But, worse, technology is more than missing: it is all but overtly rejected. The single characterizing feature of our century is technology--from the factory mass slaughter of humans, to the televisions and cellular phones which have altered our consciousness and our conception of space utterly beyond the ken of the 19th Century mind. We live in an age of miracles, both good and bad, but it is astonishing that so much of 20th Century literature takes no note of the fact! Characters live in a 19th Century world, often surrounded by the 20th Century's technology, but unaffected by it.

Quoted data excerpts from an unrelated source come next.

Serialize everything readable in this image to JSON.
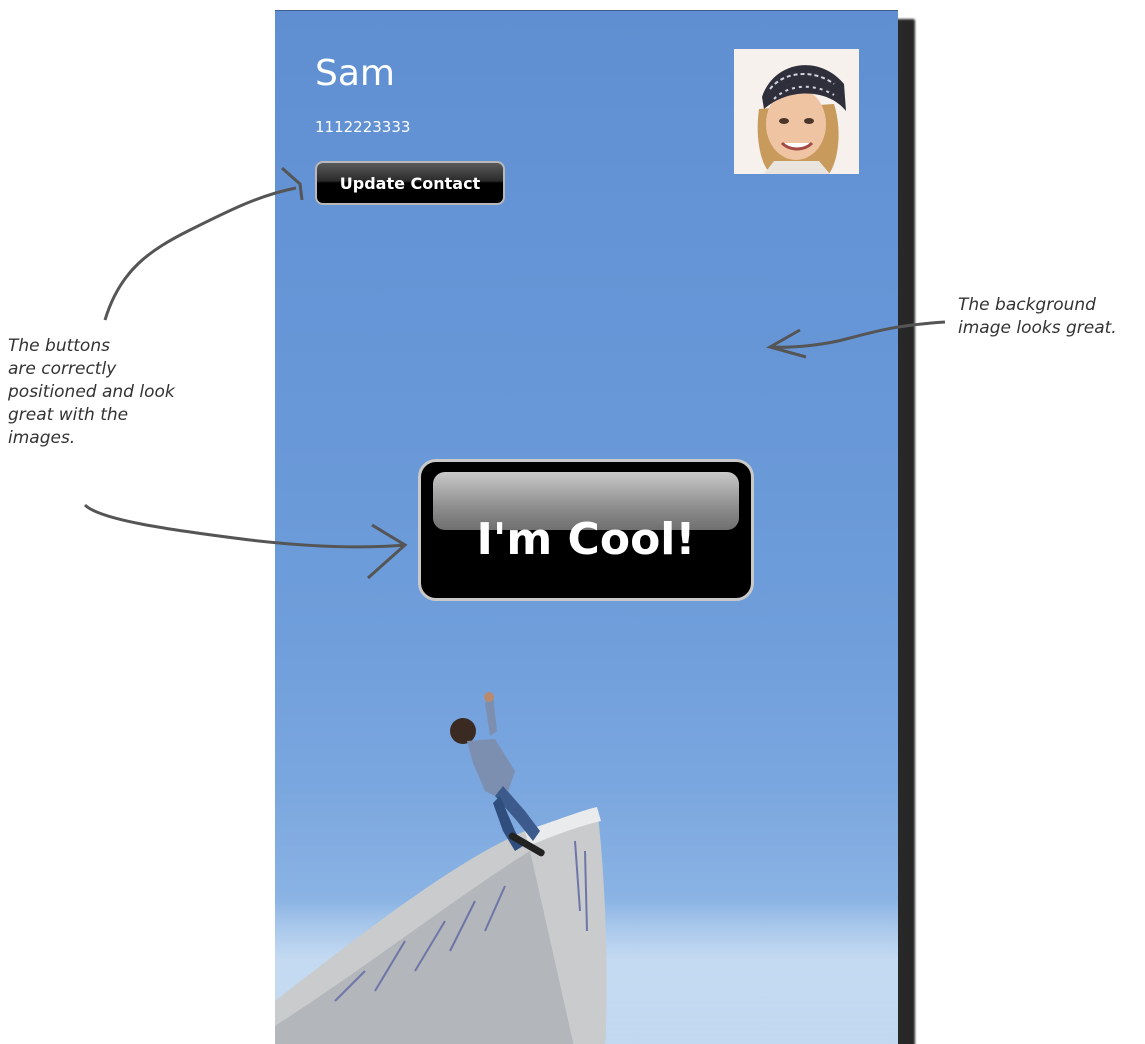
{
  "contact": {
    "name": "Sam",
    "phone": "1112223333",
    "photo_icon": "contact-photo"
  },
  "buttons": {
    "update_contact": "Update Contact",
    "cool": "I'm Cool!"
  },
  "annotations": {
    "left": "The buttons\nare correctly\npositioned and look\ngreat with the\nimages.",
    "right": "The background\nimage looks great."
  },
  "colors": {
    "background_sky": "#6a99d8",
    "button_black": "#000000",
    "annotation_ink": "#333333"
  }
}
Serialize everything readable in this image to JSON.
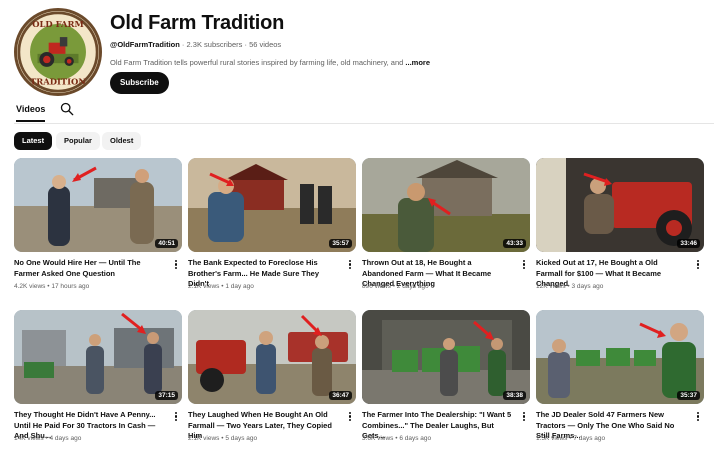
{
  "channel": {
    "name": "Old Farm Tradition",
    "handle": "@OldFarmTradition",
    "subscribers": "2.3K subscribers",
    "videos_count": "56 videos",
    "description": "Old Farm Tradition tells powerful rural stories inspired by farming life, old machinery, and",
    "more_label": "...more",
    "subscribe_label": "Subscribe",
    "logo_text_top": "OLD FARM",
    "logo_text_bottom": "TRADITION"
  },
  "tabs": {
    "videos_label": "Videos"
  },
  "chips": [
    "Latest",
    "Popular",
    "Oldest"
  ],
  "videos": [
    {
      "title": "No One Would Hire Her — Until The Farmer Asked One Question",
      "views": "4.2K views",
      "age": "17 hours ago",
      "duration": "40:51"
    },
    {
      "title": "The Bank Expected to Foreclose His Brother's Farm... He Made Sure They Didn't",
      "views": "2.1K views",
      "age": "1 day ago",
      "duration": "35:57"
    },
    {
      "title": "Thrown Out at 18, He Bought a Abandoned Farm — What It Became Changed Everything",
      "views": "890 views",
      "age": "2 days ago",
      "duration": "43:33"
    },
    {
      "title": "Kicked Out at 17, He Bought a Old Farmall for $100 — What It Became Changed",
      "views": "12K views",
      "age": "3 days ago",
      "duration": "33:46"
    },
    {
      "title": "They Thought He Didn't Have A Penny... Until He Paid For 30 Tractors In Cash — And Shu...",
      "views": "14K views",
      "age": "4 days ago",
      "duration": "37:15"
    },
    {
      "title": "They Laughed When He Bought An Old Farmall — Two Years Later, They Copied Him",
      "views": "2.1K views",
      "age": "5 days ago",
      "duration": "36:47"
    },
    {
      "title": "The Farmer Into The Dealership: \"I Want 5 Combines...\" The Dealer Laughs, But Gets...",
      "views": "3.6K views",
      "age": "6 days ago",
      "duration": "38:38"
    },
    {
      "title": "The JD Dealer Sold 47 Farmers New Tractors — Only The One Who Said No Still Farms...",
      "views": "1.5K views",
      "age": "7 days ago",
      "duration": "35:37"
    }
  ],
  "colors": {
    "accent": "#0f0f0f",
    "meta": "#606060",
    "chip_bg": "#f2f2f2",
    "arrow": "#e02020"
  }
}
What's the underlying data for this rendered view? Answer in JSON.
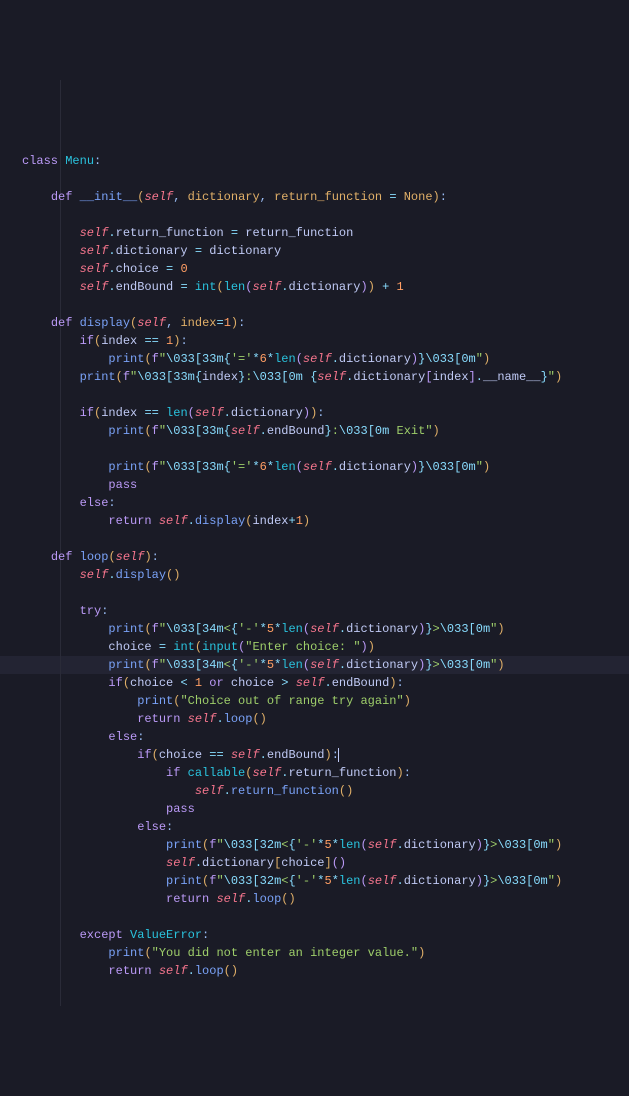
{
  "language": "python",
  "theme": "tokyo-night-dark",
  "active_line": 33,
  "code": {
    "class_name": "Menu",
    "methods": [
      {
        "name": "__init__",
        "params": [
          "self",
          "dictionary",
          "return_function = None"
        ],
        "body_lines": [
          "self.return_function = return_function",
          "self.dictionary = dictionary",
          "self.choice = 0",
          "self.endBound = int(len(self.dictionary)) + 1"
        ]
      },
      {
        "name": "display",
        "params": [
          "self",
          "index=1"
        ],
        "body_lines": [
          "if(index == 1):",
          "    print(f\"\\033[33m{'='*6*len(self.dictionary)}\\033[0m\")",
          "print(f\"\\033[33m{index}:\\033[0m {self.dictionary[index].__name__}\")",
          "",
          "if(index == len(self.dictionary)):",
          "    print(f\"\\033[33m{self.endBound}:\\033[0m Exit\")",
          "",
          "    print(f\"\\033[33m{'='*6*len(self.dictionary)}\\033[0m\")",
          "    pass",
          "else:",
          "    return self.display(index+1)"
        ]
      },
      {
        "name": "loop",
        "params": [
          "self"
        ],
        "body_lines": [
          "self.display()",
          "",
          "try:",
          "    print(f\"\\033[34m<{'-'*5*len(self.dictionary)}>\\033[0m\")",
          "    choice = int(input(\"Enter choice: \"))",
          "    print(f\"\\033[34m<{'-'*5*len(self.dictionary)}>\\033[0m\")",
          "    if(choice < 1 or choice > self.endBound):",
          "        print(\"Choice out of range try again\")",
          "        return self.loop()",
          "    else:",
          "        if(choice == self.endBound):",
          "            if callable(self.return_function):",
          "                self.return_function()",
          "            pass",
          "        else:",
          "            print(f\"\\033[32m<{'-'*5*len(self.dictionary)}>\\033[0m\")",
          "            self.dictionary[choice]()",
          "            print(f\"\\033[32m<{'-'*5*len(self.dictionary)}>\\033[0m\")",
          "            return self.loop()",
          "",
          "except ValueError:",
          "    print(\"You did not enter an integer value.\")",
          "    return self.loop()"
        ]
      }
    ]
  },
  "strings": {
    "esc33": "\\033[33m",
    "esc34": "\\033[34m",
    "esc32": "\\033[32m",
    "esc0": "\\033[0m",
    "exit": " Exit",
    "enter_choice": "Enter choice: ",
    "out_of_range": "Choice out of range try again",
    "not_integer": "You did not enter an integer value."
  }
}
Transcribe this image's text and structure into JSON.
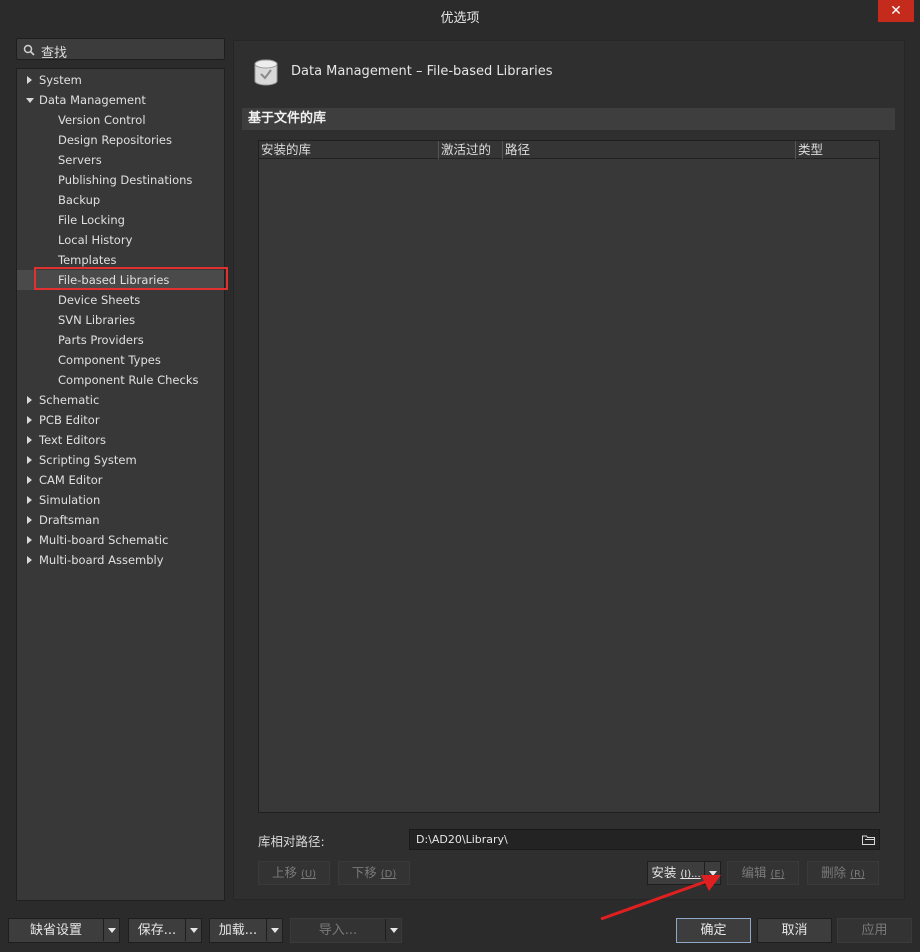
{
  "window": {
    "title": "优选项",
    "close_glyph": "✕"
  },
  "search": {
    "label": "查找"
  },
  "tree": {
    "items": [
      {
        "label": "System",
        "level": 0,
        "arrow": "right"
      },
      {
        "label": "Data Management",
        "level": 0,
        "arrow": "down"
      },
      {
        "label": "Version Control",
        "level": 1
      },
      {
        "label": "Design Repositories",
        "level": 1
      },
      {
        "label": "Servers",
        "level": 1
      },
      {
        "label": "Publishing Destinations",
        "level": 1
      },
      {
        "label": "Backup",
        "level": 1
      },
      {
        "label": "File Locking",
        "level": 1
      },
      {
        "label": "Local History",
        "level": 1
      },
      {
        "label": "Templates",
        "level": 1
      },
      {
        "label": "File-based Libraries",
        "level": 1,
        "selected": true
      },
      {
        "label": "Device Sheets",
        "level": 1
      },
      {
        "label": "SVN Libraries",
        "level": 1
      },
      {
        "label": "Parts Providers",
        "level": 1
      },
      {
        "label": "Component Types",
        "level": 1
      },
      {
        "label": "Component Rule Checks",
        "level": 1
      },
      {
        "label": "Schematic",
        "level": 0,
        "arrow": "right"
      },
      {
        "label": "PCB Editor",
        "level": 0,
        "arrow": "right"
      },
      {
        "label": "Text Editors",
        "level": 0,
        "arrow": "right"
      },
      {
        "label": "Scripting System",
        "level": 0,
        "arrow": "right"
      },
      {
        "label": "CAM Editor",
        "level": 0,
        "arrow": "right"
      },
      {
        "label": "Simulation",
        "level": 0,
        "arrow": "right"
      },
      {
        "label": "Draftsman",
        "level": 0,
        "arrow": "right"
      },
      {
        "label": "Multi-board Schematic",
        "level": 0,
        "arrow": "right"
      },
      {
        "label": "Multi-board Assembly",
        "level": 0,
        "arrow": "right"
      }
    ]
  },
  "main": {
    "page_title": "Data Management – File-based Libraries",
    "section_header": "基于文件的库",
    "table": {
      "columns": [
        "安装的库",
        "激活过的",
        "路径",
        "类型"
      ],
      "rows": []
    },
    "path_label": "库相对路径:",
    "path_value": "D:\\AD20\\Library\\",
    "buttons": {
      "move_up": "上移",
      "move_up_key": "(U)",
      "move_down": "下移",
      "move_down_key": "(D)",
      "install": "安装",
      "install_key": "(I)...",
      "edit": "编辑",
      "edit_key": "(E)",
      "delete": "删除",
      "delete_key": "(R)"
    }
  },
  "footer": {
    "defaults": "缺省设置",
    "save": "保存...",
    "load": "加载...",
    "import": "导入...",
    "ok": "确定",
    "cancel": "取消",
    "apply": "应用"
  },
  "colors": {
    "highlight": "#e03030",
    "annotation_arrow": "#e02020",
    "close": "#c42b1c"
  }
}
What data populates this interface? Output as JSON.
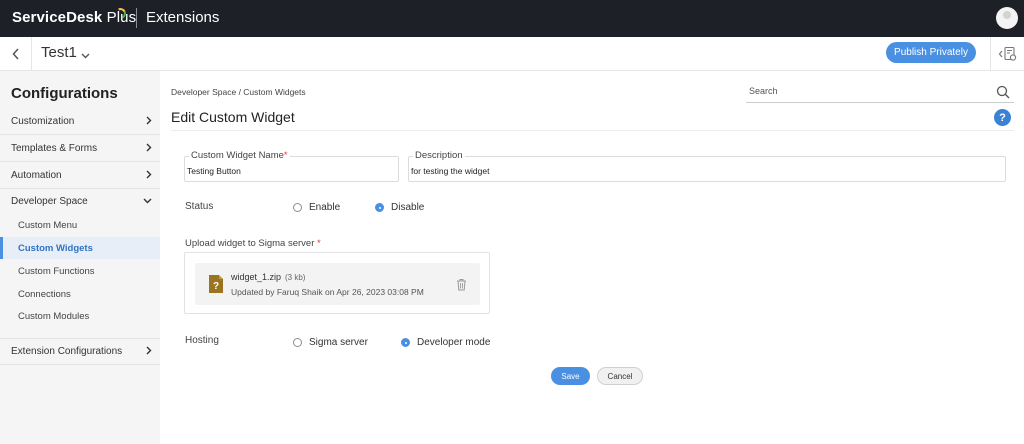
{
  "topbar": {
    "brand": "ServiceDesk",
    "brand_plus": "Plus",
    "module": "Extensions",
    "avatar_icon": "user-avatar-icon"
  },
  "subbar": {
    "app_name": "Test1",
    "publish_label": "Publish Privately"
  },
  "sidebar": {
    "heading": "Configurations",
    "sections": [
      {
        "label": "Customization"
      },
      {
        "label": "Templates & Forms"
      },
      {
        "label": "Automation"
      },
      {
        "label": "Developer Space"
      }
    ],
    "dev_items": [
      {
        "label": "Custom Menu"
      },
      {
        "label": "Custom Widgets"
      },
      {
        "label": "Custom Functions"
      },
      {
        "label": "Connections"
      },
      {
        "label": "Custom Modules"
      }
    ],
    "extension_config": "Extension Configurations"
  },
  "main": {
    "breadcrumb": "Developer Space / Custom Widgets",
    "search_placeholder": "Search",
    "title": "Edit Custom Widget",
    "help": "?",
    "form": {
      "name_label": "Custom Widget Name",
      "name_value": "Testing Button",
      "desc_label": "Description",
      "desc_value": "for testing the widget",
      "required_mark": "*",
      "status_label": "Status",
      "status_options": [
        "Enable",
        "Disable"
      ],
      "status_selected": "Disable",
      "upload_label": "Upload widget to Sigma server",
      "file_name": "widget_1.zip",
      "file_size": "(3 kb)",
      "file_updated": "Updated by Faruq Shaik on Apr 26, 2023 03:08 PM",
      "hosting_label": "Hosting",
      "hosting_options": [
        "Sigma server",
        "Developer mode"
      ],
      "hosting_selected": "Developer mode",
      "save": "Save",
      "cancel": "Cancel"
    }
  },
  "colors": {
    "topbar": "#1d2127",
    "accent": "#4a90e2",
    "sidebar_bg": "#f5f5f5",
    "required": "#e03a3a"
  }
}
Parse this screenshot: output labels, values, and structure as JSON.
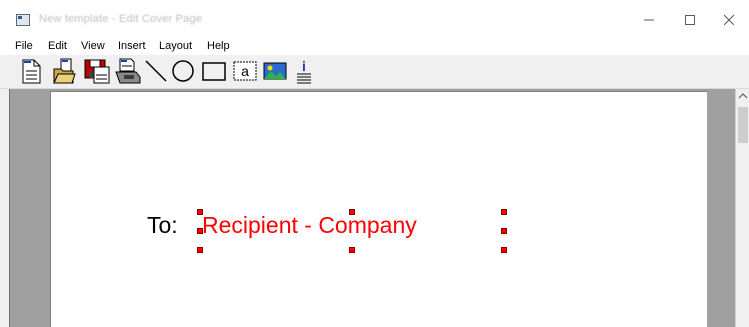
{
  "window": {
    "title": "New template - Edit Cover Page",
    "minimize_glyph": "—",
    "maximize_glyph": "☐",
    "close_glyph": "✕"
  },
  "menu": [
    "File",
    "Edit",
    "View",
    "Insert",
    "Layout",
    "Help"
  ],
  "toolbar": {
    "buttons": [
      {
        "name": "new-document-icon"
      },
      {
        "name": "open-folder-icon"
      },
      {
        "name": "save-icon"
      },
      {
        "name": "fax-machine-icon"
      },
      {
        "name": "line-tool-icon"
      },
      {
        "name": "ellipse-tool-icon"
      },
      {
        "name": "rectangle-tool-icon"
      },
      {
        "name": "text-tool-icon",
        "glyph": "a"
      },
      {
        "name": "image-tool-icon"
      },
      {
        "name": "info-field-icon",
        "glyph": "i"
      }
    ]
  },
  "canvas": {
    "label": "To:",
    "field": "Recipient - Company",
    "label_color": "#000000",
    "field_color": "#ff0000",
    "handle_color": "#ff0000"
  }
}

A character needs to go from point A to point B? They take a plane. But the overwhelming future shock of technology has been strenuously ignored. In the '50s, it seemed quaint. In the '60s, it was, perhaps, a bit unreal, but in the '70s, '80s and '90s, it is ostrich-like. It is a form of denial that borders on the psychotic, but our bizarre characters stumble through a Victorian landscape (at least technologically) mouthing their bad prose. And no one seems to notice.
There is something deeply wrong with our national literature, and unless we face up to it, it seems that literacy, per se, will be the first victim. We have writers who cannot write writing about people who are not people for readers who, increasingly, cannot read. The quality of the prose of our "literature" is no inducement back to reading, which seems odd. It is as though the current crop of authors doesn't want to be read.
But, not to worry: if this continues, they won't be. The sad and simple truth is this: Until writers can make a decent living writing (not teaching), American literature will continue to be its own worst enemy. And that's the saddest part of all.